Darüberhinaus unterzeichnete man die Sports for Climate Action Declaration der UN. Ein zentrales Dokument, bei dem sich Sportverbände dazu verpflichten, die Ziele des Pariser Abkommens zu unterstützen – symbolisch stark, im Alltag aber ein Papiertiger ohne praktische Weisungen. Denn die Deklaration leistet erst dann einen Beitrag, wenn Verbände die jeweiligen Thesen mit Leben füllen. Tun aber die wenigsten.
Denn weitere Meldungen der IFF zum Thema Nachhaltigkeit weisen schon darauf hin, wo das Problem mal wieder liegen wird – in der Verbindlichkeit der gesamten Szene. Denn als erste und bislang einzige Maßnahme dieses Jahres ließ der Weltverband die Emissionen seiner Geschäftsstelle kalkulieren (angeblich 139,9 t CO2) und prüft nun, ob man diese via Klimakompensation wegkaufen werde.
Ein Konzept für alle Verbände? Die Gründung von Nachhaltigkeits-Foren? Vorgaben für Hersteller? Fehlanzeige. Vielleicht wird alles im neuen Strategiepapier stehen. Warten wir’s ab.
In der Praxis leisten andere
Praktischere Ansätze kommen da oft eher von außen, etwa über Partner oder Betreiber. Für Besucher der kommenden WM in Helsinki werden beispielsweise kostenlose Zapfhähne in der Arena zur Verfügung stehen, über die man sich eigene Mehrwegflaschen mit Leitungswasser auffüllen kann. Eine von vielen Maßnahmen, die Helsinki bis 2035 zur ersten klimaneutralen Großstadt der Welt machen sollen.

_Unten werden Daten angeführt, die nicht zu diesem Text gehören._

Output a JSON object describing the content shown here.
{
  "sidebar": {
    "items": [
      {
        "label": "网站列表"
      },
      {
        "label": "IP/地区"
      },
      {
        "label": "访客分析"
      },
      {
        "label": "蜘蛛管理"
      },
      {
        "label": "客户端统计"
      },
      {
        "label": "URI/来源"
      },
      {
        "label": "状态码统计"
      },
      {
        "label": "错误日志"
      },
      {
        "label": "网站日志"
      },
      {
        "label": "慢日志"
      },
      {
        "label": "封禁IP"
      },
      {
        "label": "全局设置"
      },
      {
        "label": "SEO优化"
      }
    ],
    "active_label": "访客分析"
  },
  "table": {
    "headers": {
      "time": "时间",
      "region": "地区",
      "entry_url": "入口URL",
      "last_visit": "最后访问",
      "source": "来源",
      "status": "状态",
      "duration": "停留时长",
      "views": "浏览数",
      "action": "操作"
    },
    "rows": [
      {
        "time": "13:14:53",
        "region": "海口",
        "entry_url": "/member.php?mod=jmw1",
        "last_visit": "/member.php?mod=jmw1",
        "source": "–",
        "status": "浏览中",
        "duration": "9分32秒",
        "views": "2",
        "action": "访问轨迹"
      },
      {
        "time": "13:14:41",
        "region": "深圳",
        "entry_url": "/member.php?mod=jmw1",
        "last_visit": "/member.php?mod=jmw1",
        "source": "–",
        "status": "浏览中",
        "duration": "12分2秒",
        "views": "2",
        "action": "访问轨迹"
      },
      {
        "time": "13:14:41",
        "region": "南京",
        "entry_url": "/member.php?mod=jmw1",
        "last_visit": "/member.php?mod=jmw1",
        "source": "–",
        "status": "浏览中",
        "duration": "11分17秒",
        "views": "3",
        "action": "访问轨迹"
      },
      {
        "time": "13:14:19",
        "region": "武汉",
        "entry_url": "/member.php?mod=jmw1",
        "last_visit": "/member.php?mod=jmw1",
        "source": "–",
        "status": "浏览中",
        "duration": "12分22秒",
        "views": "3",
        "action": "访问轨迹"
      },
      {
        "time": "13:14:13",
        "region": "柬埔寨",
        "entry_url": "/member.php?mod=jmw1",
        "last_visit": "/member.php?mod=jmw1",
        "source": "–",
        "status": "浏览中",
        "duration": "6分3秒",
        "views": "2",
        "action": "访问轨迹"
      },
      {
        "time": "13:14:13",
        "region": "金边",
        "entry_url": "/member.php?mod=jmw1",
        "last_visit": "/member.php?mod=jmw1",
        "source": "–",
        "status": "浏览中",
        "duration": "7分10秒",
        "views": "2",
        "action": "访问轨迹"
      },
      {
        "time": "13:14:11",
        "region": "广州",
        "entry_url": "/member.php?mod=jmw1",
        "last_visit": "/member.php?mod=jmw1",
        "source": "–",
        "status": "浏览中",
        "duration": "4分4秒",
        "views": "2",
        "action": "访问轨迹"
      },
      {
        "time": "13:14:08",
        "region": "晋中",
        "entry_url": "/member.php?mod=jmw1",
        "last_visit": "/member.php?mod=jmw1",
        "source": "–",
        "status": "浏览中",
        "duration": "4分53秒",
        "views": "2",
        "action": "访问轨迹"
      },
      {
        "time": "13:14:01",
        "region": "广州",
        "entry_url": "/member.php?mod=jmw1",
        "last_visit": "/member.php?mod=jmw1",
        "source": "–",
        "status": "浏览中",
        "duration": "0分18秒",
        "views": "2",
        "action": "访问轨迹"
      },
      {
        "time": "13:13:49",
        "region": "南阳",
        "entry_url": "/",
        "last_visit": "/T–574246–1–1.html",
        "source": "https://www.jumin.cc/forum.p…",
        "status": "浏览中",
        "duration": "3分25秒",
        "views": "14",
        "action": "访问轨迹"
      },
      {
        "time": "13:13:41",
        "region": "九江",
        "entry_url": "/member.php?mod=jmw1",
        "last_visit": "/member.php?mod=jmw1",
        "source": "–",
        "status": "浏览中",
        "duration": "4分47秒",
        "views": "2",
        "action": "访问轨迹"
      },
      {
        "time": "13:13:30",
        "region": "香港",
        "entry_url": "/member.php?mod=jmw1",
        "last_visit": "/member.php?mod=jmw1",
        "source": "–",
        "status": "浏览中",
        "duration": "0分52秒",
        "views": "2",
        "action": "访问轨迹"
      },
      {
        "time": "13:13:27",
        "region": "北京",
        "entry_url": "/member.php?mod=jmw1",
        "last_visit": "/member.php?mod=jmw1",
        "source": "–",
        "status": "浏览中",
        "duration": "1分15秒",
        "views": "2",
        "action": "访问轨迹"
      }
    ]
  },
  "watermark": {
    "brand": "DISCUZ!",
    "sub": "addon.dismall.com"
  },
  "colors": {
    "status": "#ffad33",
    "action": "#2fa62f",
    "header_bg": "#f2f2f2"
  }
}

Floorball hat also noch reichlich Luft nach oben. Das deutsche Floorball ganz besonders. Natürlich hat man hier (wie schon seit immer) noch überwiegend viel mit sich selbst zu tun, muss erstmal „Grundlegendes erledigen“ und sowieso an allen Ecken und Ende sparen. Aber vielleicht lassen sich Optimierung und Nachhaltigkeit auch verbinden.
Hatte man 2020 noch verschlafen, wollen die Veranstalter des Floorball Final4 2021 erstmalig mit einem speziellen Nachhaltigkeitskonzept arbeiten. Dieses enthält Maßnahmen, wie etwa Papierreduktion durch digitale Kommunikation, vegetarische Verpflegung, Verwendung von recycelten Materialien oder Merchandising-Artikel aus nachhaltigen Stoffen. Dieses Konzept soll im Anschluss ebenfalls eine Blaupause für zukünftige Floorball-Events darstellen und auf weitere Potenziale der Sportart hinweisen.
Neben den Nachteilen durch den anspruchsvollen Bedarf an Material und Infrastruktur sowie die noch fehlenden finanziellen Mittel hat Floorball auch diverse Vorteile, die man ausspielen kann. Eine junge, digitale, vermeintlich umweltbewusste Zielgruppe sowie noch recht übersichtliche und dadurch flexible Ansprüche an die Umsetzung von Wettbewerben.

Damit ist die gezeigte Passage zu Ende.